The available data may look like this:
COLLOID SURFACE A---1.98
But in Invenio you are using:
Colloids Surf., A---1.98
By using a conversion file like:
COLLOID SURFACE A---Colloids Surf., A
You can convert the source to the correct naming convention.
Colloids Surf., A---1.98
When ready to run the tool, you may either use the default file (/etc/bibrank/bibrankgkb.cfg), or use another one by giving it using the input variable '--input'. If you want to test the configuration, you can use '--verbose=9' to output on screen, or if you want to save it to a file, use '--output=filename', but remember that the file will be saved in the program directory.

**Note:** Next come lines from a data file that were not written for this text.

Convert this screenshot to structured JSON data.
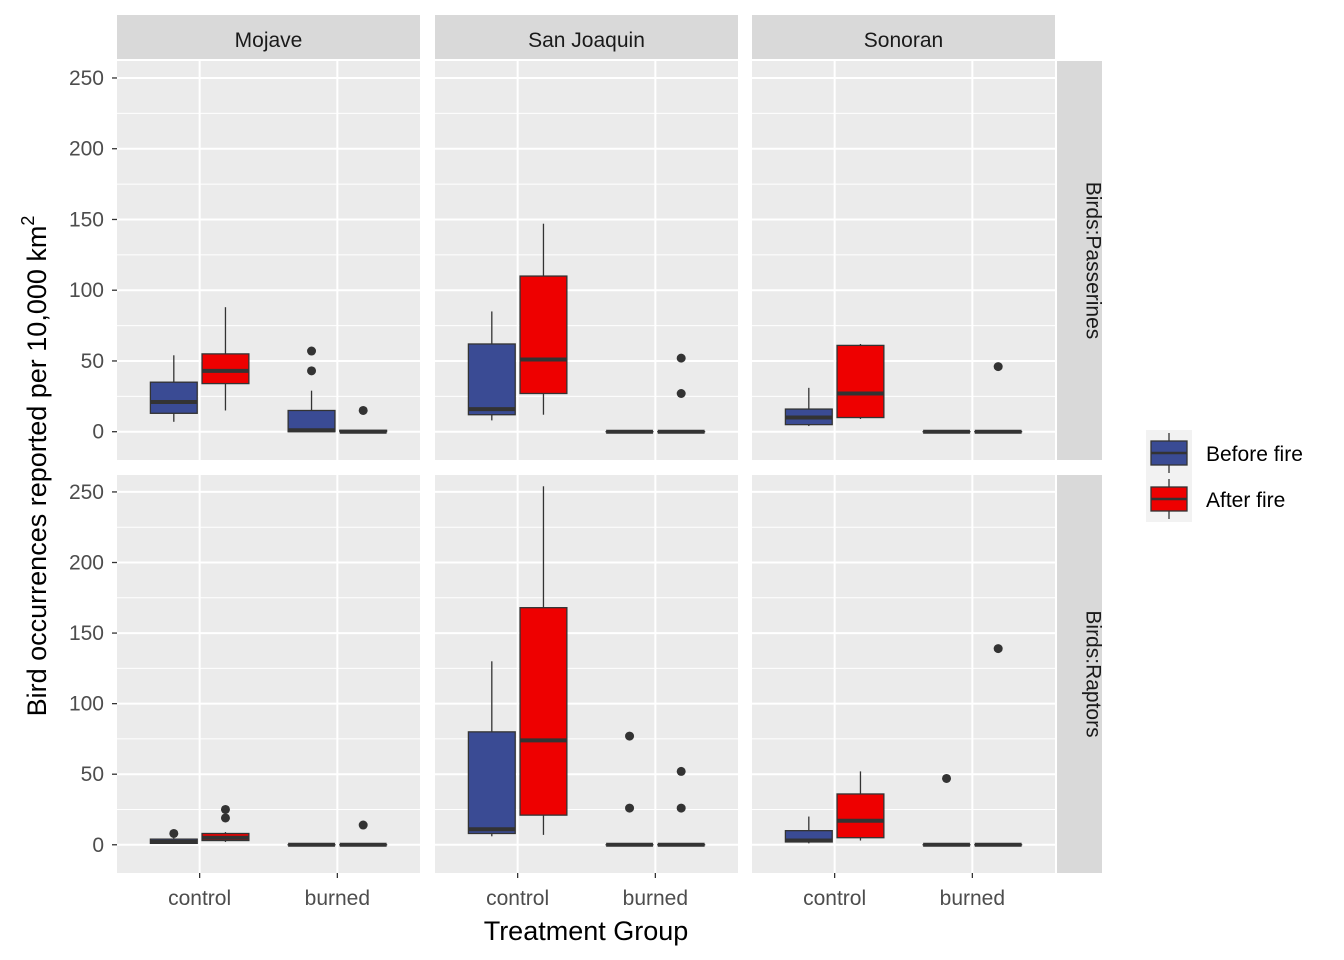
{
  "chart_data": {
    "type": "boxplot",
    "xlabel": "Treatment Group",
    "ylabel_main": "Bird occurrences reported per 10,000 km",
    "ylabel_sup": "2",
    "ylim": [
      -20,
      262
    ],
    "yticks": [
      0,
      50,
      100,
      150,
      200,
      250
    ],
    "categories": [
      "control",
      "burned"
    ],
    "columns": [
      "Mojave",
      "San Joaquin",
      "Sonoran"
    ],
    "rows": [
      "Birds:Passerines",
      "Birds:Raptors"
    ],
    "legend": {
      "position": "right",
      "items": [
        {
          "label": "Before fire",
          "color": "#3a4b94"
        },
        {
          "label": "After fire",
          "color": "#ee0000"
        }
      ]
    },
    "panels": [
      {
        "row": "Birds:Passerines",
        "column": "Mojave",
        "boxes": [
          {
            "category": "control",
            "series": "Before fire",
            "min": 7,
            "q1": 13,
            "median": 21,
            "q3": 35,
            "max": 54,
            "outliers": []
          },
          {
            "category": "control",
            "series": "After fire",
            "min": 15,
            "q1": 34,
            "median": 43,
            "q3": 55,
            "max": 88,
            "outliers": []
          },
          {
            "category": "burned",
            "series": "Before fire",
            "min": 0,
            "q1": 0,
            "median": 1,
            "q3": 15,
            "max": 29,
            "outliers": [
              43,
              57
            ]
          },
          {
            "category": "burned",
            "series": "After fire",
            "min": 0,
            "q1": 0,
            "median": 0,
            "q3": 1,
            "max": 1,
            "outliers": [
              15
            ]
          }
        ]
      },
      {
        "row": "Birds:Passerines",
        "column": "San Joaquin",
        "boxes": [
          {
            "category": "control",
            "series": "Before fire",
            "min": 8,
            "q1": 12,
            "median": 16,
            "q3": 62,
            "max": 85,
            "outliers": []
          },
          {
            "category": "control",
            "series": "After fire",
            "min": 12,
            "q1": 27,
            "median": 51,
            "q3": 110,
            "max": 147,
            "outliers": []
          },
          {
            "category": "burned",
            "series": "Before fire",
            "min": 0,
            "q1": 0,
            "median": 0,
            "q3": 0,
            "max": 0,
            "outliers": []
          },
          {
            "category": "burned",
            "series": "After fire",
            "min": 0,
            "q1": 0,
            "median": 0,
            "q3": 0,
            "max": 0,
            "outliers": [
              27,
              52
            ]
          }
        ]
      },
      {
        "row": "Birds:Passerines",
        "column": "Sonoran",
        "boxes": [
          {
            "category": "control",
            "series": "Before fire",
            "min": 4,
            "q1": 5,
            "median": 10,
            "q3": 16,
            "max": 31,
            "outliers": []
          },
          {
            "category": "control",
            "series": "After fire",
            "min": 9,
            "q1": 10,
            "median": 27,
            "q3": 61,
            "max": 62,
            "outliers": []
          },
          {
            "category": "burned",
            "series": "Before fire",
            "min": 0,
            "q1": 0,
            "median": 0,
            "q3": 0,
            "max": 0,
            "outliers": []
          },
          {
            "category": "burned",
            "series": "After fire",
            "min": 0,
            "q1": 0,
            "median": 0,
            "q3": 0,
            "max": 0,
            "outliers": [
              46
            ]
          }
        ]
      },
      {
        "row": "Birds:Raptors",
        "column": "Mojave",
        "boxes": [
          {
            "category": "control",
            "series": "Before fire",
            "min": 1,
            "q1": 1,
            "median": 2,
            "q3": 4,
            "max": 5,
            "outliers": [
              8
            ]
          },
          {
            "category": "control",
            "series": "After fire",
            "min": 2,
            "q1": 3,
            "median": 5,
            "q3": 8,
            "max": 9,
            "outliers": [
              19,
              25
            ]
          },
          {
            "category": "burned",
            "series": "Before fire",
            "min": 0,
            "q1": 0,
            "median": 0,
            "q3": 0,
            "max": 0,
            "outliers": []
          },
          {
            "category": "burned",
            "series": "After fire",
            "min": 0,
            "q1": 0,
            "median": 0,
            "q3": 0,
            "max": 0,
            "outliers": [
              14
            ]
          }
        ]
      },
      {
        "row": "Birds:Raptors",
        "column": "San Joaquin",
        "boxes": [
          {
            "category": "control",
            "series": "Before fire",
            "min": 6,
            "q1": 8,
            "median": 11,
            "q3": 80,
            "max": 130,
            "outliers": []
          },
          {
            "category": "control",
            "series": "After fire",
            "min": 7,
            "q1": 21,
            "median": 74,
            "q3": 168,
            "max": 254,
            "outliers": []
          },
          {
            "category": "burned",
            "series": "Before fire",
            "min": 0,
            "q1": 0,
            "median": 0,
            "q3": 0,
            "max": 0,
            "outliers": [
              26,
              77
            ]
          },
          {
            "category": "burned",
            "series": "After fire",
            "min": 0,
            "q1": 0,
            "median": 0,
            "q3": 0,
            "max": 0,
            "outliers": [
              26,
              52
            ]
          }
        ]
      },
      {
        "row": "Birds:Raptors",
        "column": "Sonoran",
        "boxes": [
          {
            "category": "control",
            "series": "Before fire",
            "min": 1,
            "q1": 2,
            "median": 3,
            "q3": 10,
            "max": 20,
            "outliers": []
          },
          {
            "category": "control",
            "series": "After fire",
            "min": 3,
            "q1": 5,
            "median": 17,
            "q3": 36,
            "max": 52,
            "outliers": []
          },
          {
            "category": "burned",
            "series": "Before fire",
            "min": 0,
            "q1": 0,
            "median": 0,
            "q3": 0,
            "max": 0,
            "outliers": [
              47
            ]
          },
          {
            "category": "burned",
            "series": "After fire",
            "min": 0,
            "q1": 0,
            "median": 0,
            "q3": 0,
            "max": 0,
            "outliers": [
              139
            ]
          }
        ]
      }
    ]
  }
}
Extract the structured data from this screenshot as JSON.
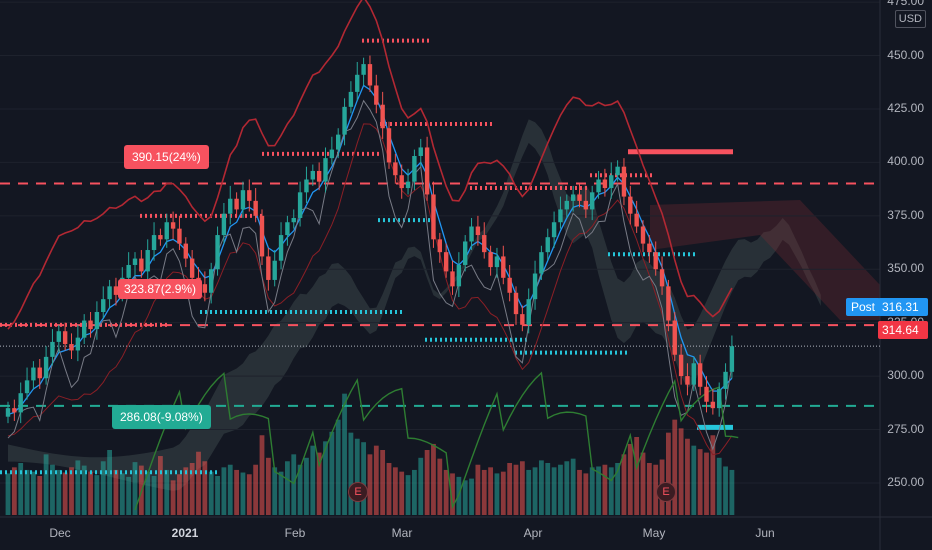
{
  "chart_data": {
    "type": "candlestick",
    "currency": "USD",
    "ylim": [
      235,
      476
    ],
    "y_ticks": [
      "250.00",
      "275.00",
      "300.00",
      "325.00",
      "350.00",
      "375.00",
      "400.00",
      "425.00",
      "450.00",
      "475.00"
    ],
    "x_ticks": [
      {
        "label": "Dec",
        "major": false
      },
      {
        "label": "2021",
        "major": true
      },
      {
        "label": "Feb",
        "major": false
      },
      {
        "label": "Mar",
        "major": false
      },
      {
        "label": "Apr",
        "major": false
      },
      {
        "label": "May",
        "major": false
      },
      {
        "label": "Jun",
        "major": false
      }
    ],
    "price_labels": {
      "post_label": "Post",
      "post_value": "316.31",
      "last_value": "314.64"
    },
    "annotations": {
      "upper_target": "390.15(24%)",
      "mid_target": "323.87(2.9%)",
      "lower_target": "286.08(-9.08%)",
      "earnings_marker": "E"
    },
    "horizontal_levels": [
      390.15,
      323.87,
      316.31,
      286.08
    ],
    "close_series": [
      285,
      283,
      292,
      298,
      304,
      299,
      309,
      316,
      321,
      315,
      312,
      318,
      326,
      322,
      330,
      336,
      342,
      338,
      346,
      352,
      355,
      349,
      359,
      366,
      364,
      372,
      369,
      362,
      355,
      346,
      343,
      339,
      350,
      366,
      376,
      383,
      378,
      387,
      382,
      375,
      356,
      345,
      354,
      366,
      372,
      374,
      386,
      392,
      396,
      391,
      402,
      406,
      413,
      426,
      433,
      441,
      446,
      436,
      427,
      416,
      400,
      394,
      388,
      391,
      403,
      407,
      385,
      364,
      358,
      349,
      342,
      352,
      363,
      370,
      366,
      358,
      351,
      356,
      346,
      339,
      329,
      324,
      336,
      348,
      358,
      365,
      372,
      378,
      382,
      385,
      382,
      378,
      386,
      392,
      388,
      394,
      398,
      384,
      376,
      370,
      362,
      358,
      350,
      342,
      326,
      310,
      300,
      296,
      306,
      295,
      288,
      285,
      294,
      302,
      314
    ],
    "volume_series": [
      48,
      55,
      60,
      52,
      50,
      45,
      70,
      58,
      52,
      49,
      55,
      63,
      57,
      50,
      46,
      62,
      75,
      52,
      48,
      44,
      61,
      57,
      50,
      45,
      68,
      52,
      40,
      47,
      55,
      60,
      73,
      62,
      50,
      45,
      55,
      58,
      52,
      49,
      47,
      58,
      92,
      66,
      55,
      50,
      62,
      70,
      58,
      66,
      80,
      72,
      85,
      96,
      110,
      140,
      95,
      88,
      84,
      70,
      80,
      75,
      60,
      55,
      50,
      46,
      52,
      66,
      75,
      82,
      65,
      52,
      48,
      44,
      40,
      42,
      58,
      52,
      55,
      48,
      50,
      60,
      58,
      62,
      52,
      55,
      63,
      60,
      55,
      58,
      62,
      65,
      52,
      48,
      55,
      56,
      58,
      55,
      60,
      70,
      82,
      90,
      72,
      60,
      58,
      64,
      95,
      110,
      100,
      88,
      80,
      76,
      72,
      92,
      66,
      56,
      52
    ],
    "ma_blue": [
      282,
      283,
      286,
      290,
      294,
      296,
      301,
      306,
      311,
      312,
      313,
      315,
      319,
      320,
      323,
      327,
      332,
      334,
      338,
      343,
      347,
      347,
      351,
      356,
      358,
      363,
      364,
      362,
      359,
      354,
      350,
      346,
      347,
      354,
      362,
      370,
      372,
      378,
      379,
      377,
      368,
      360,
      358,
      361,
      365,
      368,
      374,
      380,
      386,
      388,
      393,
      398,
      404,
      413,
      421,
      429,
      436,
      434,
      430,
      423,
      413,
      405,
      397,
      394,
      397,
      400,
      394,
      382,
      372,
      362,
      354,
      352,
      355,
      361,
      363,
      361,
      358,
      357,
      352,
      346,
      338,
      332,
      334,
      340,
      347,
      354,
      361,
      368,
      374,
      379,
      380,
      379,
      381,
      385,
      386,
      389,
      393,
      390,
      384,
      378,
      371,
      365,
      358,
      351,
      341,
      329,
      318,
      310,
      309,
      304,
      298,
      293,
      293,
      296,
      299
    ]
  }
}
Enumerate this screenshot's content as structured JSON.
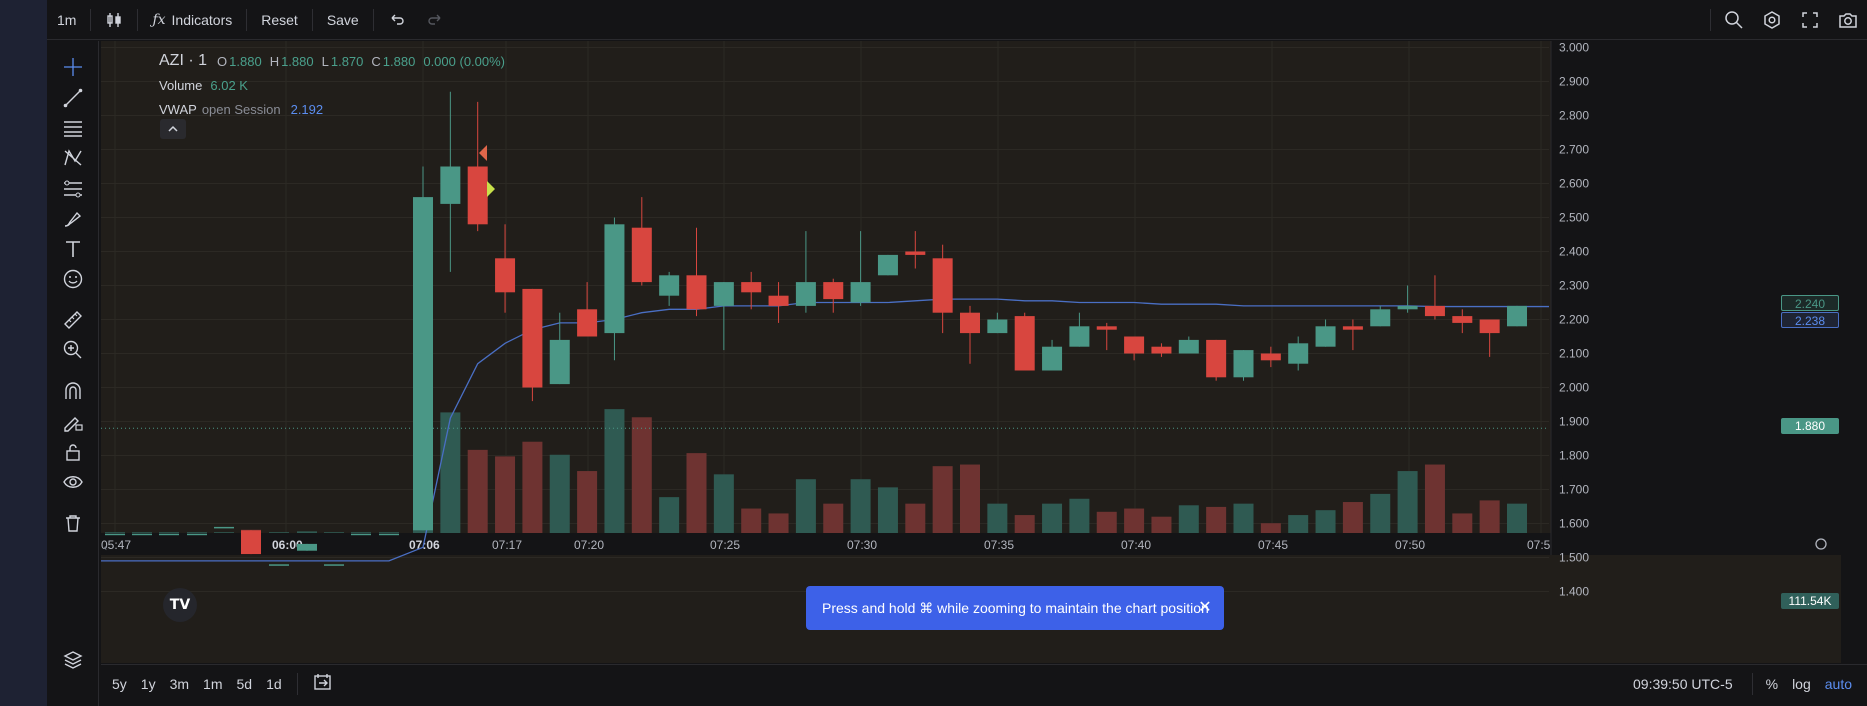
{
  "topbar": {
    "interval": "1m",
    "indicators_label": "Indicators",
    "reset_label": "Reset",
    "save_label": "Save",
    "icons": [
      "candles-icon",
      "fx-icon",
      "undo-icon",
      "redo-icon",
      "search-icon",
      "settings-icon",
      "fullscreen-icon",
      "camera-icon"
    ]
  },
  "legend": {
    "symbol": "AZI · 1",
    "ohlc": {
      "o_label": "O",
      "o": "1.880",
      "h_label": "H",
      "h": "1.880",
      "l_label": "L",
      "l": "1.870",
      "c_label": "C",
      "c": "1.880",
      "change": "0.000 (0.00%)"
    },
    "volume_label": "Volume",
    "volume_value": "6.02 K",
    "vwap_label": "VWAP",
    "vwap_params": "open Session",
    "vwap_value": "2.192"
  },
  "price_axis": {
    "ticks": [
      "3.000",
      "2.900",
      "2.800",
      "2.700",
      "2.600",
      "2.500",
      "2.400",
      "2.300",
      "2.200",
      "2.100",
      "2.000",
      "1.900",
      "1.800",
      "1.700",
      "1.600",
      "1.500",
      "1.400"
    ],
    "labels": {
      "upper": "2.240",
      "vwap": "2.238",
      "current": "1.880",
      "volume": "111.54K"
    }
  },
  "time_axis": {
    "ticks": [
      "05:47",
      "06:00",
      "07:06",
      "07:17",
      "07:20",
      "07:25",
      "07:30",
      "07:35",
      "07:40",
      "07:45",
      "07:50",
      "07:5"
    ]
  },
  "tooltip": {
    "text": "Press and hold ⌘ while zooming to maintain the chart position"
  },
  "bottombar": {
    "ranges": [
      "5y",
      "1y",
      "3m",
      "1m",
      "5d",
      "1d"
    ],
    "time": "09:39:50 UTC-5",
    "percent_label": "%",
    "log_label": "log",
    "auto_label": "auto"
  },
  "colors": {
    "up": "#4a9786",
    "down": "#d8463f",
    "vwap": "#4a6fc4",
    "bg": "#211e1a"
  },
  "chart_data": {
    "type": "candlestick",
    "symbol": "AZI",
    "interval": "1",
    "ylim": [
      1.4,
      3.0
    ],
    "candles": [
      {
        "o": 1.57,
        "h": 1.57,
        "l": 1.57,
        "c": 1.57,
        "v": 0.5
      },
      {
        "o": 1.57,
        "h": 1.57,
        "l": 1.57,
        "c": 1.57,
        "v": 0.5
      },
      {
        "o": 1.57,
        "h": 1.57,
        "l": 1.57,
        "c": 1.57,
        "v": 0.5
      },
      {
        "o": 1.57,
        "h": 1.57,
        "l": 1.57,
        "c": 1.57,
        "v": 0.5
      },
      {
        "o": 1.59,
        "h": 1.59,
        "l": 1.59,
        "c": 1.59,
        "v": 0.5
      },
      {
        "o": 1.58,
        "h": 1.58,
        "l": 1.51,
        "c": 1.51,
        "v": 2
      },
      {
        "o": 1.48,
        "h": 1.48,
        "l": 1.48,
        "c": 1.48,
        "v": 0.5
      },
      {
        "o": 1.52,
        "h": 1.54,
        "l": 1.52,
        "c": 1.54,
        "v": 1
      },
      {
        "o": 1.48,
        "h": 1.48,
        "l": 1.48,
        "c": 1.48,
        "v": 0.5
      },
      {
        "o": 1.57,
        "h": 1.57,
        "l": 1.57,
        "c": 1.57,
        "v": 0.5
      },
      {
        "o": 1.57,
        "h": 1.57,
        "l": 1.57,
        "c": 1.57,
        "v": 0.5
      },
      {
        "o": 1.58,
        "h": 2.65,
        "l": 1.58,
        "c": 2.56,
        "v": 35
      },
      {
        "o": 2.54,
        "h": 2.87,
        "l": 2.34,
        "c": 2.65,
        "v": 74
      },
      {
        "o": 2.65,
        "h": 2.84,
        "l": 2.46,
        "c": 2.48,
        "v": 51
      },
      {
        "o": 2.38,
        "h": 2.48,
        "l": 2.22,
        "c": 2.28,
        "v": 47
      },
      {
        "o": 2.29,
        "h": 2.29,
        "l": 1.96,
        "c": 2.0,
        "v": 56
      },
      {
        "o": 2.01,
        "h": 2.22,
        "l": 2.01,
        "c": 2.14,
        "v": 48
      },
      {
        "o": 2.23,
        "h": 2.31,
        "l": 2.16,
        "c": 2.15,
        "v": 38
      },
      {
        "o": 2.16,
        "h": 2.5,
        "l": 2.08,
        "c": 2.48,
        "v": 76
      },
      {
        "o": 2.47,
        "h": 2.56,
        "l": 2.3,
        "c": 2.31,
        "v": 71
      },
      {
        "o": 2.27,
        "h": 2.34,
        "l": 2.24,
        "c": 2.33,
        "v": 22
      },
      {
        "o": 2.33,
        "h": 2.47,
        "l": 2.21,
        "c": 2.23,
        "v": 49
      },
      {
        "o": 2.24,
        "h": 2.31,
        "l": 2.11,
        "c": 2.31,
        "v": 36
      },
      {
        "o": 2.31,
        "h": 2.34,
        "l": 2.23,
        "c": 2.28,
        "v": 15
      },
      {
        "o": 2.27,
        "h": 2.31,
        "l": 2.19,
        "c": 2.24,
        "v": 12
      },
      {
        "o": 2.24,
        "h": 2.46,
        "l": 2.22,
        "c": 2.31,
        "v": 33
      },
      {
        "o": 2.31,
        "h": 2.32,
        "l": 2.22,
        "c": 2.26,
        "v": 18
      },
      {
        "o": 2.25,
        "h": 2.46,
        "l": 2.24,
        "c": 2.31,
        "v": 33
      },
      {
        "o": 2.33,
        "h": 2.39,
        "l": 2.33,
        "c": 2.39,
        "v": 28
      },
      {
        "o": 2.4,
        "h": 2.46,
        "l": 2.35,
        "c": 2.39,
        "v": 18
      },
      {
        "o": 2.38,
        "h": 2.42,
        "l": 2.16,
        "c": 2.22,
        "v": 41
      },
      {
        "o": 2.22,
        "h": 2.24,
        "l": 2.07,
        "c": 2.16,
        "v": 42
      },
      {
        "o": 2.16,
        "h": 2.22,
        "l": 2.16,
        "c": 2.2,
        "v": 18
      },
      {
        "o": 2.21,
        "h": 2.22,
        "l": 2.05,
        "c": 2.05,
        "v": 11
      },
      {
        "o": 2.05,
        "h": 2.14,
        "l": 2.05,
        "c": 2.12,
        "v": 18
      },
      {
        "o": 2.12,
        "h": 2.22,
        "l": 2.12,
        "c": 2.18,
        "v": 21
      },
      {
        "o": 2.18,
        "h": 2.19,
        "l": 2.11,
        "c": 2.17,
        "v": 13
      },
      {
        "o": 2.15,
        "h": 2.15,
        "l": 2.08,
        "c": 2.1,
        "v": 15
      },
      {
        "o": 2.12,
        "h": 2.13,
        "l": 2.09,
        "c": 2.1,
        "v": 10
      },
      {
        "o": 2.1,
        "h": 2.15,
        "l": 2.1,
        "c": 2.14,
        "v": 17
      },
      {
        "o": 2.14,
        "h": 2.14,
        "l": 2.02,
        "c": 2.03,
        "v": 16
      },
      {
        "o": 2.03,
        "h": 2.11,
        "l": 2.02,
        "c": 2.11,
        "v": 18
      },
      {
        "o": 2.1,
        "h": 2.12,
        "l": 2.06,
        "c": 2.08,
        "v": 6
      },
      {
        "o": 2.07,
        "h": 2.15,
        "l": 2.05,
        "c": 2.13,
        "v": 11
      },
      {
        "o": 2.12,
        "h": 2.2,
        "l": 2.12,
        "c": 2.18,
        "v": 14
      },
      {
        "o": 2.18,
        "h": 2.2,
        "l": 2.11,
        "c": 2.17,
        "v": 19
      },
      {
        "o": 2.18,
        "h": 2.24,
        "l": 2.18,
        "c": 2.23,
        "v": 24
      },
      {
        "o": 2.23,
        "h": 2.3,
        "l": 2.22,
        "c": 2.24,
        "v": 38
      },
      {
        "o": 2.24,
        "h": 2.33,
        "l": 2.2,
        "c": 2.21,
        "v": 42
      },
      {
        "o": 2.21,
        "h": 2.23,
        "l": 2.16,
        "c": 2.19,
        "v": 12
      },
      {
        "o": 2.2,
        "h": 2.2,
        "l": 2.09,
        "c": 2.16,
        "v": 20
      },
      {
        "o": 2.18,
        "h": 2.24,
        "l": 2.18,
        "c": 2.24,
        "v": 18
      }
    ],
    "vwap": [
      1.49,
      1.49,
      1.49,
      1.49,
      1.49,
      1.49,
      1.49,
      1.49,
      1.49,
      1.49,
      1.49,
      1.53,
      1.91,
      2.07,
      2.13,
      2.17,
      2.19,
      2.19,
      2.2,
      2.22,
      2.23,
      2.23,
      2.24,
      2.24,
      2.24,
      2.25,
      2.25,
      2.25,
      2.25,
      2.255,
      2.26,
      2.26,
      2.26,
      2.255,
      2.255,
      2.25,
      2.25,
      2.25,
      2.245,
      2.245,
      2.245,
      2.24,
      2.24,
      2.24,
      2.24,
      2.24,
      2.24,
      2.24,
      2.238,
      2.238,
      2.238,
      2.238
    ],
    "current_price": 1.88
  }
}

The output may look like this:
$ ./bibrankgkb -v9 2004-03-11 17:30:17 --> Running: Generate Knowledge base. 2004-03-11 17:30:17 --> Reading data from file: /home/invenio/etc/bibrank/jif.kb 2004-03-11 17:30:17 --> Reading data from file: /home/invenio/etc/bibrank/conv.kb 2004-03-11 17:30:17 --> Using last resource for converting values. 2004-03-11 17:30:17 --> Reading data from file: /home/invenio/etc/bibrank/jif2.kb 2004-03-11 17:30:17 --> Converting between naming conventions given. 2004-03-11 17:30:17 --> Colloids Surf., A---1.98 2004-03-11 17:30:17 --> Phys. Rev. Lett.---6.462 2004-03-11 17:30:17 --> J. High Energy Phys.---8.664 2004-03-11 17:30:17 --> Nucl. Instrum. Methods Phys. Res., A---0.964 2004-03-11 17:30:17 --> Phys. Lett., B---4.213 2004-03-11 17:30:17 --> Phys. Rev., D---3.838 2004-03-11 17:30:17 --> Total nr of lines: 6 2004-03-11 17:30:17 --> Time used: 0 second(s).